La ricetta non è mai cambiata davvero. Pochi minuti, un riff netto, asciutto e implacabile, l’hai sentito mille volte ma sembra sempre qualcosa di unico, inatteso. Poi un flipper di accordi squadrati in cui la tua mente è la pallina impazzita, sospinta dalle manopole della melodia. Il resto è un gioco che non puoi padroneggiare, un riflesso condizionato di ribellione verso le pressioni dominatrici.
In the Sign of the Octopus sembra un pezzo degli Starz fino al ritornello, quando esplode come i Kiss delle origini, grande amore di Nicke Andersson, anche al tempo in cui smantellava cimiteri con il death metal primordiale degli Entombed e Nihilist.
Oggi c’è un senso di purezza negli Hellacopters guadagnato programmaticamente nel tempo e che suscita rispetto. Sanno di passato ma sono sempre stati il futuro.
Vamberator: Sleep The Giants Of Sleep
di Max Zarucchi
Mentre i fan sono in delirio per il nuovo – attesissimo – album dei Cure, là dietro nel mondo degli ex le cose si muovono senza far troppo rumore.
Ecco allora ritornare sulle scene Boris Williams, che per molti rimane il batterista dei Cure (perlomeno quello degli anni del successo), qui affiancato da Jemaur Tayle dei mai troppo ricordati Shelleyan Orphan. Questi ultimi hanno dato supporto ai Cure nel Prayer Tour del 1989, e la loro cantante Caroline Crawley si è sposata proprio con Williams pochi anni dopo, condividendo con lui lo splendido progetto Babacar in seguito all’abbandono dei Cure da parte di Boris (che comunque ha suonato anche sull’ultimo album degli Shelleyan Orphan). Purtroppo la malattia se l’è portata via otto anni fa.

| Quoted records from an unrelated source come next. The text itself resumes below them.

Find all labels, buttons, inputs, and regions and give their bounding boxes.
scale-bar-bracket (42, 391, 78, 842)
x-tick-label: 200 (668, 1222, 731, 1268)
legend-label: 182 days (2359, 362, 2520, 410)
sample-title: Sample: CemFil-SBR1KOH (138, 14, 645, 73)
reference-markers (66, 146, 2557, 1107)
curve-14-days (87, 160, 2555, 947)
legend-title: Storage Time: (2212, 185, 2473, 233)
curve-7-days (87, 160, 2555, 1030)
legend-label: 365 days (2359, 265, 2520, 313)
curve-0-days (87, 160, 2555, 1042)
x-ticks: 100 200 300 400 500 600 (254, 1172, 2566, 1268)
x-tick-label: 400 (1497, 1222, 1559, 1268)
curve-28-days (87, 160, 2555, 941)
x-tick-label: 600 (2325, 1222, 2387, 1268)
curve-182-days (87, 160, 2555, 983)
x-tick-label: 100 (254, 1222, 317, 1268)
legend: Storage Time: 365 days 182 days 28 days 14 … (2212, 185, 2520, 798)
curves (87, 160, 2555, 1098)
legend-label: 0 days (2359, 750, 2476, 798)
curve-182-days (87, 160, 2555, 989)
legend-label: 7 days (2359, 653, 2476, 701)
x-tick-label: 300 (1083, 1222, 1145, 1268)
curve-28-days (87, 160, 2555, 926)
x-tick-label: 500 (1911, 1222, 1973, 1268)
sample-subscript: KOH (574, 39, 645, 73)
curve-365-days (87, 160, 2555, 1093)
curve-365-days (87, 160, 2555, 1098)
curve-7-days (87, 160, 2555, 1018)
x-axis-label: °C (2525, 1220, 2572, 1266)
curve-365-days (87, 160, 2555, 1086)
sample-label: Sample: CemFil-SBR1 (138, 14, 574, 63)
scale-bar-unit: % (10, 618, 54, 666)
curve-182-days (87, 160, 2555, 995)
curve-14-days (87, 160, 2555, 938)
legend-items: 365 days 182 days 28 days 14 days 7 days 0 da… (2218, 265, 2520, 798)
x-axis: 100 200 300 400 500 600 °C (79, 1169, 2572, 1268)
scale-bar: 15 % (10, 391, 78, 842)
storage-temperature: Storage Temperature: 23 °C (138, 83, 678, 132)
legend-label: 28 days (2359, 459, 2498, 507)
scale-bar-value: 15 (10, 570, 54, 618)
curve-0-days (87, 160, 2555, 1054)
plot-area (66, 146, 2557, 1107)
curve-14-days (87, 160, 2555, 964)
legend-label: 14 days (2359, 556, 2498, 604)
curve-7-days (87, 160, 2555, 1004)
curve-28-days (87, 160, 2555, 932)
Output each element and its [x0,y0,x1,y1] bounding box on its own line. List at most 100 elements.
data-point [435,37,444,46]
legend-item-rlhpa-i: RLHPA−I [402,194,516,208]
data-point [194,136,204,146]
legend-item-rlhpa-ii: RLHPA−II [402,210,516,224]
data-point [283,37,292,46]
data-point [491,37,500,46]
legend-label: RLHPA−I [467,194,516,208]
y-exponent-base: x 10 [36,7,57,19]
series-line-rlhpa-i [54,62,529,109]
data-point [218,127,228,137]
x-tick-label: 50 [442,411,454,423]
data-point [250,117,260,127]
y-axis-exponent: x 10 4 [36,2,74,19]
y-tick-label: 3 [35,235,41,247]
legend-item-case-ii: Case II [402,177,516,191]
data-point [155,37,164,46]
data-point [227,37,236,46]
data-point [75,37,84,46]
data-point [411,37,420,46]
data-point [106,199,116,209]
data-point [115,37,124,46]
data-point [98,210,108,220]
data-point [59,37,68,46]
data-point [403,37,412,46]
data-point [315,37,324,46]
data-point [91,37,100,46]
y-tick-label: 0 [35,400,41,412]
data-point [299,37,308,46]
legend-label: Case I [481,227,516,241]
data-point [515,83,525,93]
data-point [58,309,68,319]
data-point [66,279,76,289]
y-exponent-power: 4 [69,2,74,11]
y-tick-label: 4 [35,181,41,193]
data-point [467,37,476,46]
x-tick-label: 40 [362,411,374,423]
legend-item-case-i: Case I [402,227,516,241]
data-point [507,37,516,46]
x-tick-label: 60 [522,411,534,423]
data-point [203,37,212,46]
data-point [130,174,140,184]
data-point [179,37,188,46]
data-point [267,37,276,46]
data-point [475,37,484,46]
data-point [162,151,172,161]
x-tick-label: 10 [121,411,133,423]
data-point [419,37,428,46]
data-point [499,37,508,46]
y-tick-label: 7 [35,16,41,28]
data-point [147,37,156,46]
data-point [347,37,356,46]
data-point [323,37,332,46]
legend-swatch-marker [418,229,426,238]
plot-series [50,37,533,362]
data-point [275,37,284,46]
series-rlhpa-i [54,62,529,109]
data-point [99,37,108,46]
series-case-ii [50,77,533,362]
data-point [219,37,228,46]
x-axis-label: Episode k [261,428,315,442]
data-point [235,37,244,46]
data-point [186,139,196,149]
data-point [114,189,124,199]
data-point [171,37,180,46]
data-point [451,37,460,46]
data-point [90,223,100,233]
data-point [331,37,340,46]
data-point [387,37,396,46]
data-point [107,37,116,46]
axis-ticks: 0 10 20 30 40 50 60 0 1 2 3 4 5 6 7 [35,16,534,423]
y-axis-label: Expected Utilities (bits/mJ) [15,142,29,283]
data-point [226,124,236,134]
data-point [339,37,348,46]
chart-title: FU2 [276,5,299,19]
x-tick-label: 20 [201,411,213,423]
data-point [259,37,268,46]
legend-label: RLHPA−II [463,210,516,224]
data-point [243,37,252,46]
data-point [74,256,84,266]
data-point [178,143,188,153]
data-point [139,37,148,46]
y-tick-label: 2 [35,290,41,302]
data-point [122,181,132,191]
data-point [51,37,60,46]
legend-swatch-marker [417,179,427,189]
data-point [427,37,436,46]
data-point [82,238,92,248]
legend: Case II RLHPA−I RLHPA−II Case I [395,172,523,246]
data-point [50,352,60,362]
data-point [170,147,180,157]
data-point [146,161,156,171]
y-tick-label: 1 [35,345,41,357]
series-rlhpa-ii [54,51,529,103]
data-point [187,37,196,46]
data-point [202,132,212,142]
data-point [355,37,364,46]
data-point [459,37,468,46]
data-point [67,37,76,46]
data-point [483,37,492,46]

Vamberator è dunque un lavoro fresco fatto da due vecchi amici che sanno bene come fare il proprio lavoro: è incredibile quanto questa Sleep the Giants of Sleep riesca a suonare ariosa e rilassata nonostante a un orecchio attento non può sfuggire l’enorme lavoro di fino che c’è dietro gli apparentemente semplici arrangiamenti. Un piacevolissimo brano art-pop con tutti i crismi, orecchiabile ma non di facile assimilazione, che conquista proprio grazie alla sua complessità e stratificazione. Mai noioso, cattura l’attenzione e appaga anche gli ascoltatori più esigenti. E poi, suvvia, risentire dopo anni quello swing solo apparentemente seduto che spinge sornione in avanti con i piccoli fills e il rullante non può che far piacere.
Se le premesse sono queste, sarà un gran bel disco, magari lontano dai gruppi madre ma non per questo poco interessante. Aspettiamo curiosi.